Reputation: 540
How do I split a single huge "character" into smaller ones, each containing exactly 100 words. For example, that's how I used to split it by single words.
myCharSplitByWords <- strsplit(myCharUnSplit, " ")[[1]]
I think that this can probably be done with regex (maybe selecting 100th space or smth) but couldn't write a proper expression
I'm new to R and I'm totally stuck. Thanks
Upvotes: 2
Views: 382
Reputation: 2414
You can get every 100th instances of a run of spaces preceded by a run of non-spaces (if that's your definition of a word) by:
ind<- gregexpr("([^ ]+? +){100}", string)[[1]]

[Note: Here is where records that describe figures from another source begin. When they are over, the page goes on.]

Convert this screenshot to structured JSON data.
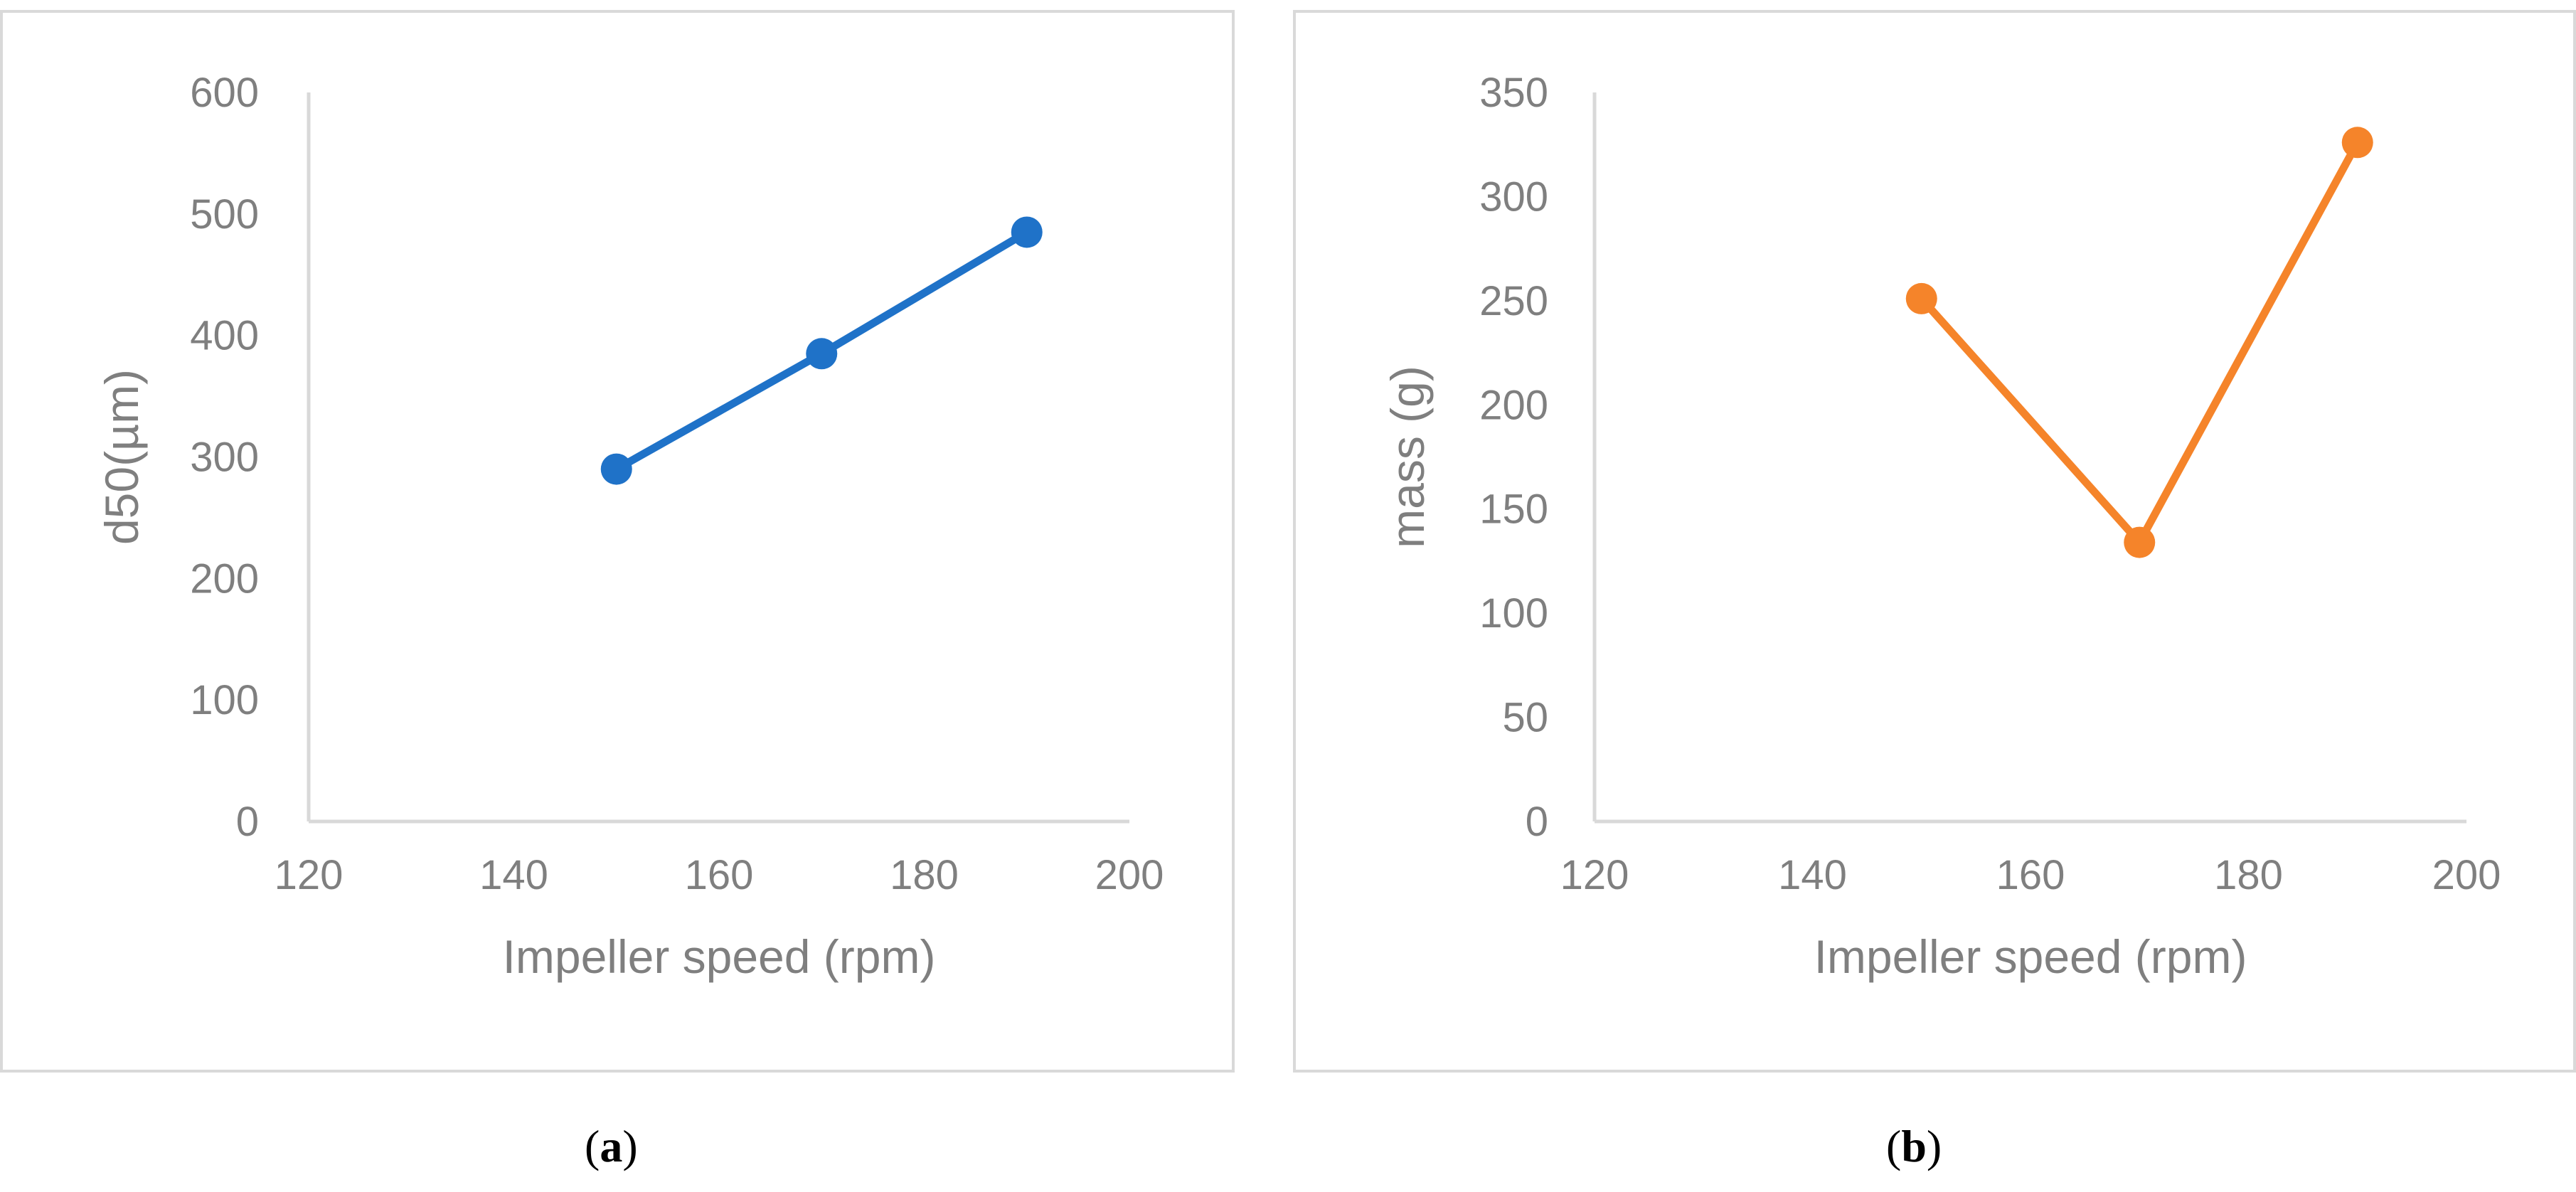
{
  "chart_data": [
    {
      "type": "line",
      "panel_label": "a",
      "xlabel": "Impeller speed (rpm)",
      "ylabel": "d50(µm)",
      "xlim": [
        120,
        200
      ],
      "ylim": [
        0,
        600
      ],
      "xticks": [
        "120",
        "140",
        "160",
        "180",
        "200"
      ],
      "yticks": [
        "0",
        "100",
        "200",
        "300",
        "400",
        "500",
        "600"
      ],
      "grid": false,
      "legend": "none",
      "series": [
        {
          "color": "#1f72c8",
          "x": [
            150,
            170,
            190
          ],
          "y": [
            290,
            385,
            485
          ]
        }
      ]
    },
    {
      "type": "line",
      "panel_label": "b",
      "xlabel": "Impeller speed (rpm)",
      "ylabel": "mass (g)",
      "xlim": [
        120,
        200
      ],
      "ylim": [
        0,
        350
      ],
      "xticks": [
        "120",
        "140",
        "160",
        "180",
        "200"
      ],
      "yticks": [
        "0",
        "50",
        "100",
        "150",
        "200",
        "250",
        "300",
        "350"
      ],
      "grid": false,
      "legend": "none",
      "series": [
        {
          "color": "#f5842a",
          "x": [
            150,
            170,
            190
          ],
          "y": [
            251,
            134,
            326
          ]
        }
      ]
    }
  ]
}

and then substring your original by
hundredWords <- substr(string, ind, c(ind[-1]-1, nchar(string))
This will leave trailing spaces at the end of each entry, and the final entry will not necessarily have 100 entries, but will have the remaining words that are left after removing batches of 100. If you have another definition of word delimiter (tabs, punctuation, ...) then post that and we can change the regular expression accordingly.
Upvotes: 0
Reputation: 25736
Maybe there is a way using regular expressions but after strsplit
it would be easier to group the words by "hand":
## example data
set.seed(1)
string <- paste0(sample(c(LETTERS[1:10], " "), 1e5, replace=TRUE), collapse="")
## split if there is at least one space
words <- strsplit(string, "\\s+")[[1]]
## build group index
group <- rep(seq(ceiling(length(words)/100)), each=100)[1:length(words)]
## split by group index
words100 <- split(words, group)
Upvotes: 7